What does it mean when they say an aircraft has a six stage afterburner? What are the stages composed of? Are there engines with less or more stages?

3 replies: All unread, jump to last
User currently offlineBoeingfixer From Canada, joined Jul 2005, 578 posts, RR: 0
Reply 1, posted (9 years 5 months 3 weeks 3 days 9 hours ago) and read 3737 times:

Stages are actually know as Zones. Zones are essentially separate fuel spay manifolds before the AB flame holder that allow more control over the AB power output. If less AB is required, only 1 zone could be used. As more AB power is required the additional zones will be activated by the FADEC or AB fuel control unit. Early AB's had only one stage or zone = on or off. There can be anywhere from 1 zone to 6+ zones depending on engine type.



Cheers, John YYC
User currently offlineBlackbird From , joined Dec 1969, posts, RR:
Reply 2, posted (9 years 5 months 3 weeks 3 days 1 hour ago) and read 3690 times:

To my knowledge, stages or zones on the afterburner allow more lee-way in terms of afterburner-control.

In the old days, the afterburners were basically ON or OFF, and guzzled a thousand pounds of fuel every minute.
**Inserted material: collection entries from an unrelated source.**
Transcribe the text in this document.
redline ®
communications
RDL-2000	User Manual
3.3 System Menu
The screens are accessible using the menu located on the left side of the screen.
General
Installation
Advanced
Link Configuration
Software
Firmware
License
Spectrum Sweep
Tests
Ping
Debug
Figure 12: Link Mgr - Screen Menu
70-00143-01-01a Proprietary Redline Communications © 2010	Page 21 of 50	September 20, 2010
Adding some ability to have more control of the afterburner, the J-79 was fitted with a modulated afterburner with five different settings. The highest setting had the most thrust and fuel burn. The J-75, at least some models, featured a Min-AB, in addition to a Max AB setting.

The J-58 used on the blackbird, has vernier control over the afterburner; able to regulate it just like one would regulate the engine RPM.
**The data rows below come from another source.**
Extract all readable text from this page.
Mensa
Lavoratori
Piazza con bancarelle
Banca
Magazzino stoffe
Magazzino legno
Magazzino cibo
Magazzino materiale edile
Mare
User currently offlineStarlionblue From Greenland, joined Feb 2004, 17661 posts, RR: 65
Reply 3, posted (9 years 5 months 3 weeks 2 days 22 hours ago) and read 3660 times:

Quoting Blackbird (Reply 2):

In the old days, the afterburners were basically ON or OFF, and guzzled a thousand pounds of fuel every minute.

Not to mention being like an elephant kicking you in the kidneys when it was punched on.

Apart from the modulation ability mentioned above, zoned afterburners have a gentler transition from no afterburner to full (and back) is gained. This is better for both the airframe and the pilot. Note that it doesn't take two minutes, but even a subsecond zone stagger will make the transition much smoother.

"There are no stupid questions, but there are a lot of inquisitive idiots."